Effects of 5-HT2C receptor modulation and the NA reuptake inhibitor atomoxetine in tests of compulsive and impulsive behaviour

Neuropharmacology 2020 Jun 15;170:108064.PMID:32222404DOI:10.1016/j.neuropharm.2020.108064.

Drug repositioning has gained strategic value as a reaction to high attrition rates of new drugs as they pass through the clinical development process. The 5-HT2C receptor agonist lorcaserin (Belviq®), and the selective NA reuptake inhibitor atomoxetine (Strattera®) represent two drugs FDA approved for obesity and ADHD respectively. Although both drugs are of differing pharmacological class, each share a property of regulating impulsive behaviours in preclinical studies, and thus represent candidates for consideration in clinical conditions labelled as 'impulsive-compulsive disorders'. The present studies investigated both drugs, as well as the highly selective 5-HT2C agonist CP-809101 in two tests of compulsive action: schedule-induced polydipsia (SIP) and increased perseverative [PSV] (and premature [PREM]) responses emitted during an extended ITI 5-choice task.
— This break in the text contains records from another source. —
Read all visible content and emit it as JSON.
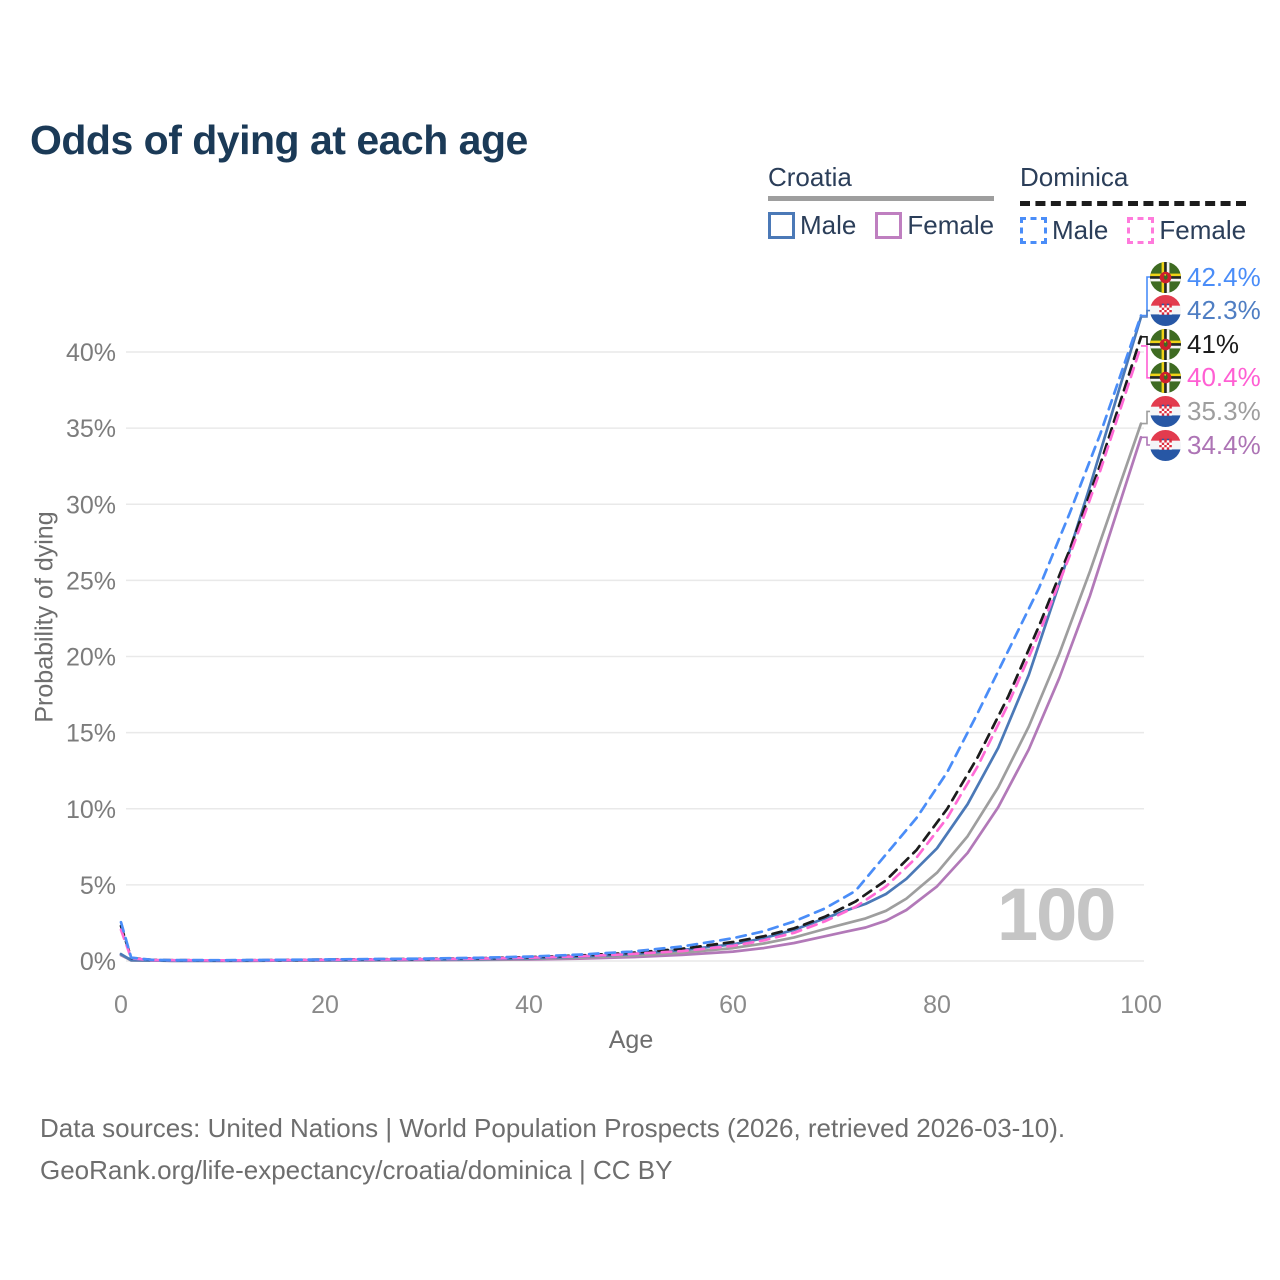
{
  "title": "Odds of dying at each age",
  "watermark": "100",
  "legend": {
    "groups": [
      {
        "country": "Croatia",
        "line_style": "solid",
        "underline_color": "#9e9e9e",
        "items": [
          {
            "label": "Male",
            "color": "#4b79b7",
            "dashed": false
          },
          {
            "label": "Female",
            "color": "#bf7fc0",
            "dashed": false
          }
        ]
      },
      {
        "country": "Dominica",
        "line_style": "dashed",
        "underline_color": "#1c1c1c",
        "items": [
          {
            "label": "Male",
            "color": "#4a8df8",
            "dashed": true
          },
          {
            "label": "Female",
            "color": "#ff7adc",
            "dashed": true
          }
        ]
      }
    ]
  },
  "chart_data": {
    "type": "line",
    "title": "Odds of dying at each age",
    "xlabel": "Age",
    "ylabel": "Probability of dying",
    "xlim": [
      0,
      100
    ],
    "ylim": [
      0,
      43
    ],
    "grid": true,
    "x_ticks": [
      0,
      20,
      40,
      60,
      80,
      100
    ],
    "y_ticks": [
      {
        "pct": 0,
        "label": "0%"
      },
      {
        "pct": 5,
        "label": "5%"
      },
      {
        "pct": 10,
        "label": "10%"
      },
      {
        "pct": 15,
        "label": "15%"
      },
      {
        "pct": 20,
        "label": "20%"
      },
      {
        "pct": 25,
        "label": "25%"
      },
      {
        "pct": 30,
        "label": "30%"
      },
      {
        "pct": 35,
        "label": "35%"
      },
      {
        "pct": 40,
        "label": "40%"
      }
    ],
    "series": [
      {
        "name": "Croatia Female",
        "country": "Croatia",
        "sex": "Female",
        "color": "#b279b8",
        "dashed": false,
        "points": [
          [
            0,
            0.38
          ],
          [
            1,
            0.04
          ],
          [
            5,
            0.01
          ],
          [
            10,
            0.01
          ],
          [
            15,
            0.02
          ],
          [
            20,
            0.03
          ],
          [
            25,
            0.04
          ],
          [
            30,
            0.05
          ],
          [
            35,
            0.07
          ],
          [
            40,
            0.1
          ],
          [
            45,
            0.16
          ],
          [
            50,
            0.25
          ],
          [
            55,
            0.4
          ],
          [
            60,
            0.62
          ],
          [
            63,
            0.85
          ],
          [
            66,
            1.18
          ],
          [
            69,
            1.62
          ],
          [
            71,
            1.92
          ],
          [
            73,
            2.2
          ],
          [
            75,
            2.65
          ],
          [
            77,
            3.35
          ],
          [
            80,
            4.9
          ],
          [
            83,
            7.1
          ],
          [
            86,
            10.1
          ],
          [
            89,
            13.9
          ],
          [
            92,
            18.6
          ],
          [
            95,
            24.0
          ],
          [
            100,
            34.4
          ]
        ]
      },
      {
        "name": "Croatia Both sexes",
        "country": "Croatia",
        "sex": "Both",
        "color": "#9e9e9e",
        "dashed": false,
        "points": [
          [
            0,
            0.42
          ],
          [
            1,
            0.04
          ],
          [
            5,
            0.01
          ],
          [
            10,
            0.01
          ],
          [
            15,
            0.02
          ],
          [
            20,
            0.04
          ],
          [
            25,
            0.05
          ],
          [
            30,
            0.07
          ],
          [
            35,
            0.09
          ],
          [
            40,
            0.14
          ],
          [
            45,
            0.22
          ],
          [
            50,
            0.35
          ],
          [
            55,
            0.55
          ],
          [
            60,
            0.85
          ],
          [
            63,
            1.15
          ],
          [
            66,
            1.55
          ],
          [
            69,
            2.1
          ],
          [
            71,
            2.45
          ],
          [
            73,
            2.8
          ],
          [
            75,
            3.3
          ],
          [
            77,
            4.1
          ],
          [
            80,
            5.8
          ],
          [
            83,
            8.2
          ],
          [
            86,
            11.4
          ],
          [
            89,
            15.4
          ],
          [
            92,
            20.2
          ],
          [
            95,
            25.6
          ],
          [
            100,
            35.3
          ]
        ]
      },
      {
        "name": "Croatia Male",
        "country": "Croatia",
        "sex": "Male",
        "color": "#4b79b7",
        "dashed": false,
        "points": [
          [
            0,
            0.45
          ],
          [
            1,
            0.05
          ],
          [
            5,
            0.01
          ],
          [
            10,
            0.01
          ],
          [
            15,
            0.03
          ],
          [
            20,
            0.06
          ],
          [
            25,
            0.07
          ],
          [
            30,
            0.09
          ],
          [
            35,
            0.12
          ],
          [
            40,
            0.18
          ],
          [
            45,
            0.28
          ],
          [
            50,
            0.45
          ],
          [
            55,
            0.72
          ],
          [
            60,
            1.1
          ],
          [
            63,
            1.5
          ],
          [
            66,
            2.05
          ],
          [
            69,
            2.8
          ],
          [
            71,
            3.3
          ],
          [
            73,
            3.75
          ],
          [
            75,
            4.4
          ],
          [
            77,
            5.4
          ],
          [
            80,
            7.4
          ],
          [
            83,
            10.3
          ],
          [
            86,
            14.0
          ],
          [
            89,
            18.8
          ],
          [
            92,
            24.8
          ],
          [
            95,
            31.2
          ],
          [
            100,
            42.3
          ]
        ]
      },
      {
        "name": "Dominica Both sexes",
        "country": "Dominica",
        "sex": "Both",
        "color": "#1c1c1c",
        "dashed": true,
        "points": [
          [
            0,
            2.3
          ],
          [
            1,
            0.2
          ],
          [
            3,
            0.07
          ],
          [
            5,
            0.05
          ],
          [
            10,
            0.04
          ],
          [
            15,
            0.06
          ],
          [
            20,
            0.09
          ],
          [
            25,
            0.11
          ],
          [
            30,
            0.14
          ],
          [
            35,
            0.18
          ],
          [
            40,
            0.25
          ],
          [
            45,
            0.36
          ],
          [
            50,
            0.53
          ],
          [
            55,
            0.8
          ],
          [
            60,
            1.25
          ],
          [
            63,
            1.62
          ],
          [
            66,
            2.15
          ],
          [
            69,
            2.9
          ],
          [
            72,
            3.9
          ],
          [
            75,
            5.3
          ],
          [
            78,
            7.3
          ],
          [
            81,
            10.0
          ],
          [
            84,
            13.4
          ],
          [
            87,
            17.4
          ],
          [
            90,
            22.0
          ],
          [
            93,
            27.0
          ],
          [
            96,
            32.6
          ],
          [
            100,
            41.0
          ]
        ]
      },
      {
        "name": "Dominica Female",
        "country": "Dominica",
        "sex": "Female",
        "color": "#ff6ad5",
        "dashed": true,
        "points": [
          [
            0,
            2.05
          ],
          [
            1,
            0.18
          ],
          [
            3,
            0.06
          ],
          [
            5,
            0.05
          ],
          [
            10,
            0.04
          ],
          [
            15,
            0.05
          ],
          [
            20,
            0.08
          ],
          [
            25,
            0.1
          ],
          [
            30,
            0.12
          ],
          [
            35,
            0.16
          ],
          [
            40,
            0.22
          ],
          [
            45,
            0.31
          ],
          [
            50,
            0.46
          ],
          [
            55,
            0.65
          ],
          [
            60,
            1.0
          ],
          [
            63,
            1.35
          ],
          [
            66,
            1.85
          ],
          [
            69,
            2.6
          ],
          [
            72,
            3.55
          ],
          [
            75,
            4.9
          ],
          [
            78,
            6.8
          ],
          [
            81,
            9.4
          ],
          [
            84,
            12.8
          ],
          [
            87,
            16.9
          ],
          [
            90,
            21.5
          ],
          [
            93,
            26.6
          ],
          [
            96,
            32.2
          ],
          [
            100,
            40.4
          ]
        ]
      },
      {
        "name": "Dominica Male",
        "country": "Dominica",
        "sex": "Male",
        "color": "#4a8df8",
        "dashed": true,
        "points": [
          [
            0,
            2.55
          ],
          [
            1,
            0.22
          ],
          [
            3,
            0.08
          ],
          [
            5,
            0.06
          ],
          [
            10,
            0.05
          ],
          [
            15,
            0.07
          ],
          [
            20,
            0.1
          ],
          [
            25,
            0.13
          ],
          [
            30,
            0.16
          ],
          [
            35,
            0.21
          ],
          [
            40,
            0.29
          ],
          [
            45,
            0.42
          ],
          [
            50,
            0.62
          ],
          [
            55,
            0.95
          ],
          [
            60,
            1.5
          ],
          [
            63,
            1.95
          ],
          [
            66,
            2.6
          ],
          [
            69,
            3.45
          ],
          [
            72,
            4.6
          ],
          [
            75,
            7.0
          ],
          [
            78,
            9.4
          ],
          [
            81,
            12.4
          ],
          [
            84,
            16.3
          ],
          [
            87,
            20.4
          ],
          [
            90,
            24.5
          ],
          [
            93,
            29.4
          ],
          [
            96,
            34.6
          ],
          [
            100,
            42.4
          ]
        ]
      }
    ]
  },
  "endpoints": [
    {
      "value": "42.4%",
      "series": "Dominica Male",
      "flag": "dominica",
      "color": "#4a8df8",
      "end_pct": 42.4
    },
    {
      "value": "42.3%",
      "series": "Croatia Male",
      "flag": "croatia",
      "color": "#4f7ec3",
      "end_pct": 42.3
    },
    {
      "value": "41%",
      "series": "Dominica Both sexes",
      "flag": "dominica",
      "color": "#1c1c1c",
      "end_pct": 41
    },
    {
      "value": "40.4%",
      "series": "Dominica Female",
      "flag": "dominica",
      "color": "#ff5fd3",
      "end_pct": 40.4
    },
    {
      "value": "35.3%",
      "series": "Croatia Both sexes",
      "flag": "croatia",
      "color": "#9e9e9e",
      "end_pct": 35.3
    },
    {
      "value": "34.4%",
      "series": "Croatia Female",
      "flag": "croatia",
      "color": "#ad74b5",
      "end_pct": 34.4
    }
  ],
  "footer": {
    "line1": "Data sources: United Nations | World Population Prospects (2026, retrieved 2026-03-10).",
    "line2": "GeoRank.org/life-expectancy/croatia/dominica | CC BY"
  }
}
While lorcaserin (0.06-0.6 mg/kg), CP-809101 (0.1-1 mg/kg) and atomoxetine (0.1-1 mg/kg) each reduced both PREM and PSV measures in the 5-choice task, at equivalent doses only lorcaserin and CP-809101 affected excessive water intake in the SIP task, atomoxetine (0.1-2 mg/kg) was essentially ineffective. Further evidence supporting a role of the 5-HT2C receptor as an important regulator of impulsive-compulsive behaviours, the selective antagonist SB-242084 produced the opposing effects to lorcaserin, i.e promoting both impulsive and compulsive behaviours. The profile of atomoxetine may suggest differences in the nature of compulsive action measured either as non-regulatory drinking in the SIP task, and PSV responses made in a 5-choice task. These studies support the consideration of 5-HT2C receptor agonists, typified by lorcaserin, and atomoxetine as potential treatments for clinical conditions categorised as 'impulsive-compulsive disorders'. This article is part of the special issue entitled 'Serotonin Research: Crossing Scales and Boundaries'.